半導体景気はその後、下り坂と騰落を経て2023年に底に沈んだ。サムスン電子で半導体を生産するデバイスソリューション(DS)部門は同年15兆ウォン(約1兆6000億円)近い営業損失を出した。SKハイニックスは8兆ウォン以内に営業損失を抑えた。韓国政府も半導体投資に補助金を与えるべきという主張が政界などで提起された。米国と欧州連合(EU)、日本が半導体産業の育成と競争力強化のために莫大な資金を支援するという動きに韓国も従うべきという主張だった。
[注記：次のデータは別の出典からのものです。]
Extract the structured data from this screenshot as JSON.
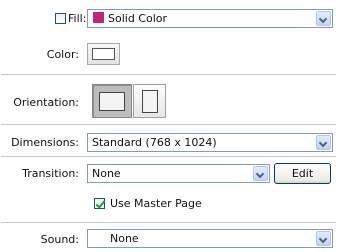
{
  "fill": {
    "label": "Fill:",
    "checked": false,
    "value": "Solid Color",
    "swatch_color": "#c0267a"
  },
  "color": {
    "label": "Color:"
  },
  "orientation": {
    "label": "Orientation:",
    "selected": "landscape"
  },
  "dimensions": {
    "label": "Dimensions:",
    "value": "Standard (768 x 1024)"
  },
  "transition": {
    "label": "Transition:",
    "value": "None",
    "edit_label": "Edit"
  },
  "master": {
    "label": "Use Master Page",
    "checked": true
  },
  "sound": {
    "label": "Sound:",
    "value": "None"
  }
}
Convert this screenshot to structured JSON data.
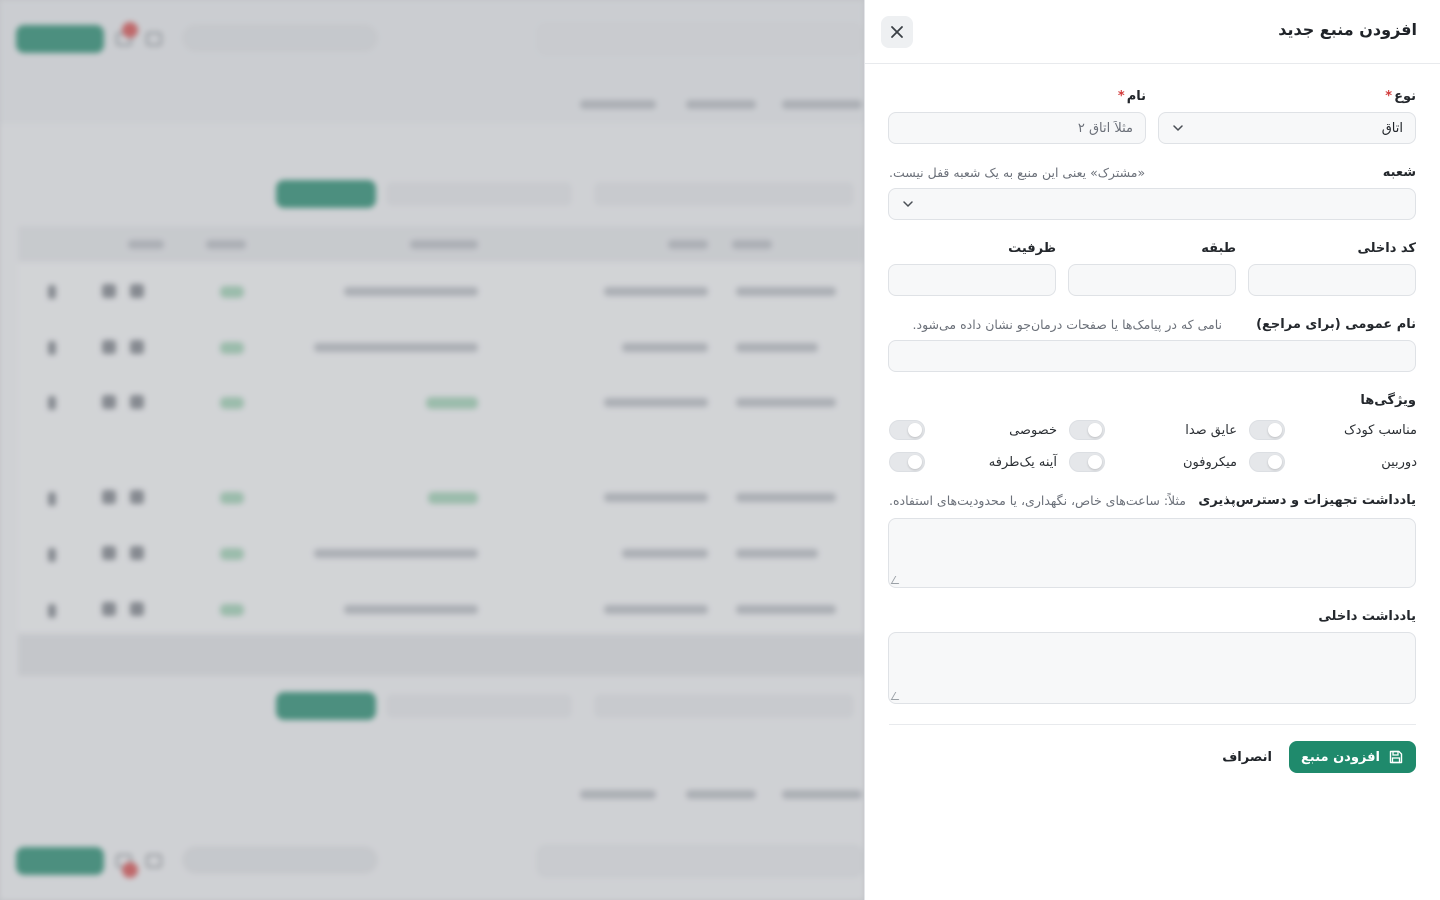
{
  "drawer": {
    "title": "افزودن منبع جدید",
    "type_field": {
      "label": "نوع",
      "required_mark": "*",
      "value": "اتاق"
    },
    "name_field": {
      "label": "نام",
      "required_mark": "*",
      "placeholder": "مثلاً اتاق ۲"
    },
    "branch_field": {
      "label": "شعبه",
      "hint": "«مشترک» یعنی این منبع به یک شعبه قفل نیست.",
      "value": ""
    },
    "internal_code_field": {
      "label": "کد داخلی",
      "value": ""
    },
    "floor_field": {
      "label": "طبقه",
      "value": ""
    },
    "capacity_field": {
      "label": "ظرفیت",
      "value": ""
    },
    "public_name_field": {
      "label": "نام عمومی (برای مراجع)",
      "hint": "نامی که در پیامک‌ها یا صفحات درمان‌جو نشان داده می‌شود.",
      "value": ""
    },
    "features": {
      "label": "ویژگی‌ها",
      "items": [
        {
          "label": "خصوصی",
          "on": false
        },
        {
          "label": "عایق صدا",
          "on": false
        },
        {
          "label": "مناسب کودک",
          "on": false
        },
        {
          "label": "آینه یک‌طرفه",
          "on": false
        },
        {
          "label": "میکروفون",
          "on": false
        },
        {
          "label": "دوربین",
          "on": false
        }
      ]
    },
    "equipment_note": {
      "label": "یادداشت تجهیزات و دسترس‌پذیری",
      "hint": "مثلاً: ساعت‌های خاص، نگهداری، یا محدودیت‌های استفاده."
    },
    "internal_note": {
      "label": "یادداشت داخلی"
    },
    "actions": {
      "submit": "افزودن منبع",
      "cancel": "انصراف"
    }
  },
  "colors": {
    "primary": "#1f8a6c",
    "required": "#d23b3b",
    "background_overlay": "#9a9ca2"
  },
  "icons": {
    "close": "close-icon",
    "chevron": "chevron-down-icon",
    "save": "save-icon"
  }
}
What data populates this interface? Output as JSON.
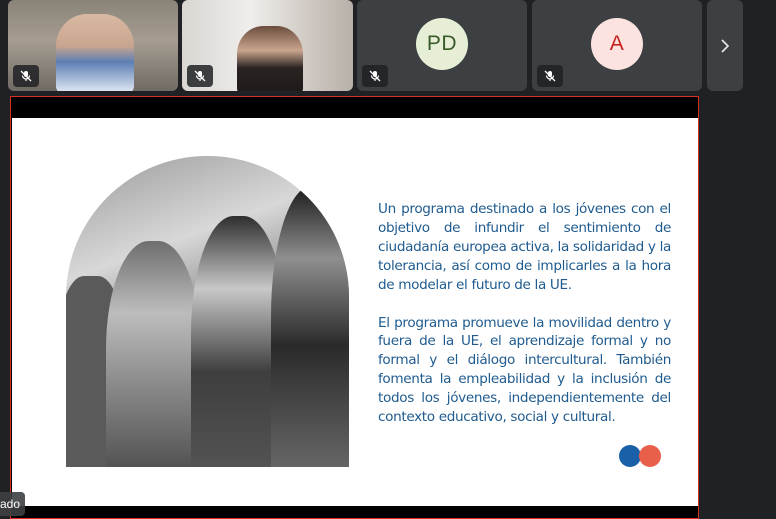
{
  "participants": [
    {
      "type": "video",
      "muted": true
    },
    {
      "type": "video",
      "muted": true
    },
    {
      "type": "avatar",
      "initials": "PD",
      "muted": true,
      "color": "#e6efd6",
      "text_color": "#3b5a2a"
    },
    {
      "type": "avatar",
      "initials": "A",
      "muted": true,
      "color": "#fce3df",
      "text_color": "#c5221f"
    }
  ],
  "strip": {
    "next_icon": "chevron-right-icon"
  },
  "slide": {
    "paragraph1": "Un programa destinado a los jóvenes con el objetivo de infundir el sentimiento de ciudadanía europea activa, la solidaridad y la tolerancia, así como de implicarles a la hora de modelar el futuro de la UE.",
    "paragraph2": "El programa promueve la movilidad dentro y fuera de la UE, el aprendizaje formal y no formal y el diálogo intercultural. También fomenta la empleabilidad y la inclusión de todos los jóvenes, independientemente del contexto educativo, social y cultural.",
    "text_color": "#1f5b8f",
    "logo_colors": [
      "#1a60a8",
      "#e9604a"
    ]
  },
  "presenter_label": "ado"
}
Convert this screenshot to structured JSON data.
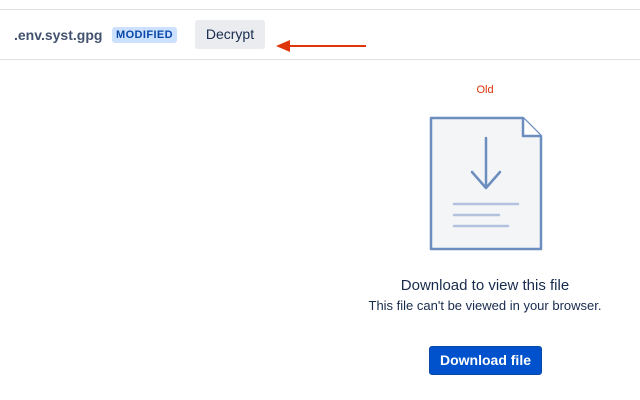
{
  "file_header": {
    "file_name": ".env.syst.gpg",
    "status_badge": "MODIFIED",
    "decrypt_label": "Decrypt"
  },
  "annotation": {
    "arrow_color": "#de350b"
  },
  "preview": {
    "version_label": "Old",
    "icon": "file-download-icon",
    "title": "Download to view this file",
    "subtitle": "This file can't be viewed in your browser.",
    "download_label": "Download file"
  },
  "colors": {
    "accent": "#0052cc",
    "badge_bg": "#cce0ff",
    "badge_text": "#0747a6",
    "version_label": "#de350b",
    "icon_stroke": "#6c8ebf"
  }
}
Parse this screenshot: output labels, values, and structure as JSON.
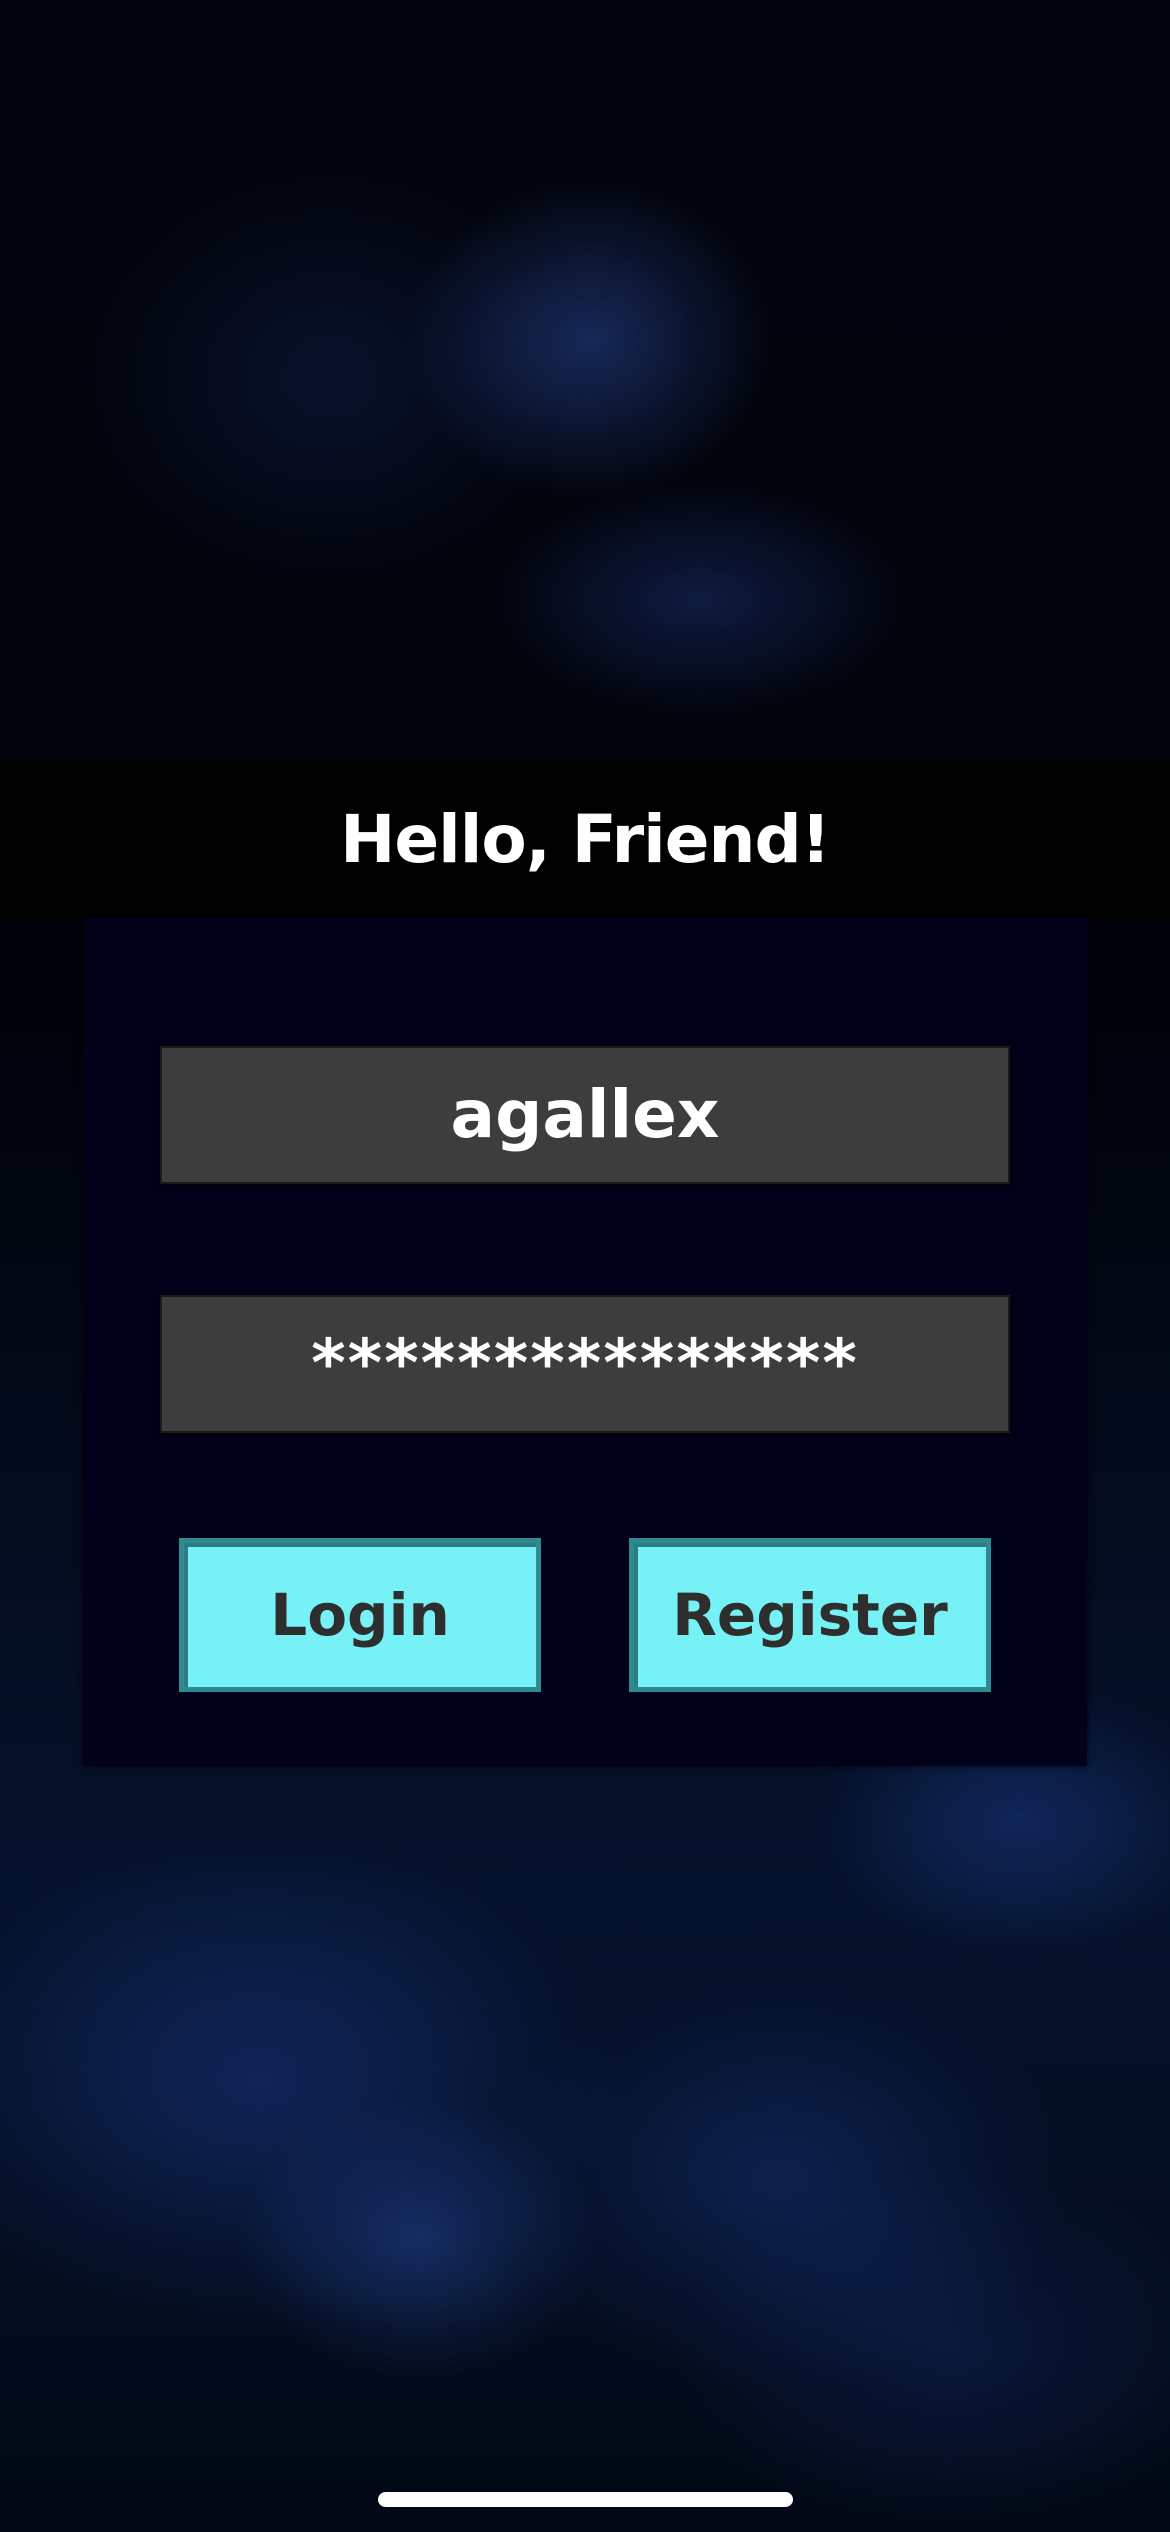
{
  "header": {
    "title": "Hello, Friend!"
  },
  "form": {
    "username_value": "agallex",
    "password_masked": "***************",
    "login_label": "Login",
    "register_label": "Register"
  },
  "colors": {
    "button_fill": "#76f2f6",
    "button_border": "#2d8a90",
    "field_fill": "#3d3d3d",
    "card_fill": "#01011a"
  }
}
そうしなければ韓国半導体産業は投資で後れをとり競争で劣勢になるという懸念の声が高まった。政府は2024年5月、半導体産業に対する低金利融資やインフラ造成などに26兆ウォンを支援すると発表した。これには補助金が抜けたのが惜しまれるという指摘があった。懸念とは違い、半導体産業が主導した設備投資は同年、前年比で4%以上増えた。
韓国半導体産業は悲観論を突破して勢いづいた。SKハイニックスは高帯域幅メモリー(HBM)を前に出して2024年に23兆ウォン以上の営業利益を出した。サムスン電子DS部門も黒字に転じた。昨年は業績が大きく伸びた。SKハイニックスの営業利益は44兆ウォンと推定され、サムスン電子DS部門は10-12月期だけで16兆ウォンの営業利益を出したと分析される。
韓国半導体を見る視点は実際より振幅が大きく、実体に後行する。投資家が忘れてはいけない金言は「これもまた過ぎ去っていく」ではないだろうか。